The water shutoff crisis was introduced by a Detroit resident and homeowner who raised the issue of the shutoffs so powerfully that Judge Steven Rhodes ordered DWSD officials to immediately appear in court and explain them. A complaint for an injunction on the shutoffs was immediately filed.

What ensued was an amazing trial on the human right to water, held in federal bankruptcy court, featuring testimony from victims of water shutoffs and their advocates. After several days, Judge Rhodes issued his ruling. He conceded that DWSD had no plan in effect to ameliorate the effect of water shutoffs on poor Detroiters and especially on seniors.

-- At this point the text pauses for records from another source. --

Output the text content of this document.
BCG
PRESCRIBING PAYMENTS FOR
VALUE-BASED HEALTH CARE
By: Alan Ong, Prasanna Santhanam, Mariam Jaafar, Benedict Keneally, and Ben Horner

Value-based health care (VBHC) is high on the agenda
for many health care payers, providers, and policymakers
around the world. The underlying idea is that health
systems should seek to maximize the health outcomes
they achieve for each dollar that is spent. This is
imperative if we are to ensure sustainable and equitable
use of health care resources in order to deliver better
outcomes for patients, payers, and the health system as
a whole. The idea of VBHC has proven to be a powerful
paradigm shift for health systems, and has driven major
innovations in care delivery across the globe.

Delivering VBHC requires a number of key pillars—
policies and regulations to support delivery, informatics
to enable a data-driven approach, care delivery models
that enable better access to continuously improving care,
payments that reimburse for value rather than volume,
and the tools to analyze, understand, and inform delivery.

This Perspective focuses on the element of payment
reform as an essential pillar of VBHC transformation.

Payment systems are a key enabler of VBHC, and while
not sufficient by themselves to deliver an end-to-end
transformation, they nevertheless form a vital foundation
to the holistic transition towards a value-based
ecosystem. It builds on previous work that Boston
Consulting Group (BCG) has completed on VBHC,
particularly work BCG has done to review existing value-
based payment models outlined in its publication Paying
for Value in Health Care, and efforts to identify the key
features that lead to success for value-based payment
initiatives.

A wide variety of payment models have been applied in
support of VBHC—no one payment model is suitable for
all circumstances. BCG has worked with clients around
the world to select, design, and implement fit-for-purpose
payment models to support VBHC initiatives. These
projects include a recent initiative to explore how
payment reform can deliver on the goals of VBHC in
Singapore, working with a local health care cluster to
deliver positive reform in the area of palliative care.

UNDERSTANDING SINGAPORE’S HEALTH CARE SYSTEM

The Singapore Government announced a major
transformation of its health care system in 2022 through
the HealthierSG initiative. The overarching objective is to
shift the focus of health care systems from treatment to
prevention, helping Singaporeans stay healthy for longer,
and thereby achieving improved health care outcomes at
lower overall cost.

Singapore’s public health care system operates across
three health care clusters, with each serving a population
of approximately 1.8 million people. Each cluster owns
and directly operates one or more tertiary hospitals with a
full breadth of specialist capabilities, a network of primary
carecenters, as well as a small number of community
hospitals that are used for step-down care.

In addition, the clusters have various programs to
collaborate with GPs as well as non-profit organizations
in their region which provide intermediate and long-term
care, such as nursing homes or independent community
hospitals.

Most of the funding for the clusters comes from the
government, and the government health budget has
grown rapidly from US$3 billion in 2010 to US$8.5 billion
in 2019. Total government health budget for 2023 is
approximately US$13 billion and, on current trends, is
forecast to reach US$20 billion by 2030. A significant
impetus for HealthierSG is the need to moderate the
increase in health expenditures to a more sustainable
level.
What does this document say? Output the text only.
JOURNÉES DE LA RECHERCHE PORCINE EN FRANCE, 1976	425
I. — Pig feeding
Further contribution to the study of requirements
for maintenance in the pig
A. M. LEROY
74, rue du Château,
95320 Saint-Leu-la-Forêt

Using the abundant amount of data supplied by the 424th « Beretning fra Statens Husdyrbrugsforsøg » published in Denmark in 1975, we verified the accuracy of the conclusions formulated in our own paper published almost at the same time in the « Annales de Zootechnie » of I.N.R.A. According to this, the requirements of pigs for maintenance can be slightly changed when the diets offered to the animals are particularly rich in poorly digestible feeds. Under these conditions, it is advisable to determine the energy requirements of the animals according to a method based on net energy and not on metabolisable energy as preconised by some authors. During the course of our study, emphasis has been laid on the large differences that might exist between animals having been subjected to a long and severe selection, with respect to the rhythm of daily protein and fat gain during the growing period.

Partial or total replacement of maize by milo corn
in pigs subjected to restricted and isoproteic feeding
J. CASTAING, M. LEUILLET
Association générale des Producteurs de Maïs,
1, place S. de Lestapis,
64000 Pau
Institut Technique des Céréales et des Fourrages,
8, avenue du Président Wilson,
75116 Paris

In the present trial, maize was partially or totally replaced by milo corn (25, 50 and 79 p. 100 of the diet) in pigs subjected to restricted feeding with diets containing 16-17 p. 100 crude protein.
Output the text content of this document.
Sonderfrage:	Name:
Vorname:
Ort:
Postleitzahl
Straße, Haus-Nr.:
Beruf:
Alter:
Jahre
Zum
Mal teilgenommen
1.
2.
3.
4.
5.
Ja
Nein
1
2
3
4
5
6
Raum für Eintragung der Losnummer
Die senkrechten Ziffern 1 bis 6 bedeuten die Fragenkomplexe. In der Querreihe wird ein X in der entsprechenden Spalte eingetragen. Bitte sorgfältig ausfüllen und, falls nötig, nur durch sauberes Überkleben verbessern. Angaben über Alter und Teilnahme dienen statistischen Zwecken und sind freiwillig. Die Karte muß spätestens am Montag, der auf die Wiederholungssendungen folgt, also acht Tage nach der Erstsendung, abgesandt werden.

Court values bondholders over human right to water

However, in a decision that sums up capitalism to a tee, Rhodes ruled that the harm to bondholders if they were not paid their debt service in a timely manner was a greater harm, and he denied the injunction to stop the shutoffs.

Maude Barlow, a human rights and water rights activist, co-authored an article in 2004 pointing out how the World Bank was the motor force behind the privatization of water worldwide. With two billion people now living in nations plagued by water problems, and almost two-thirds of the world facing water shortages, bets on future water supplies are now being traded by the capitalists as commodities on Wall Street.  

The absurdity of capitalism creates a different problem in Michigan, where fresh water is prevalent. Here the greed of the capitalists, and finance capital in particular, ensures that thousands are denied water despite a plentiful supply.

In a socialist society, water will be a human right, and the term “water shutoff for non-payment” will be eliminated from the vocabulary and relegated to the dustbin of history where it belongs.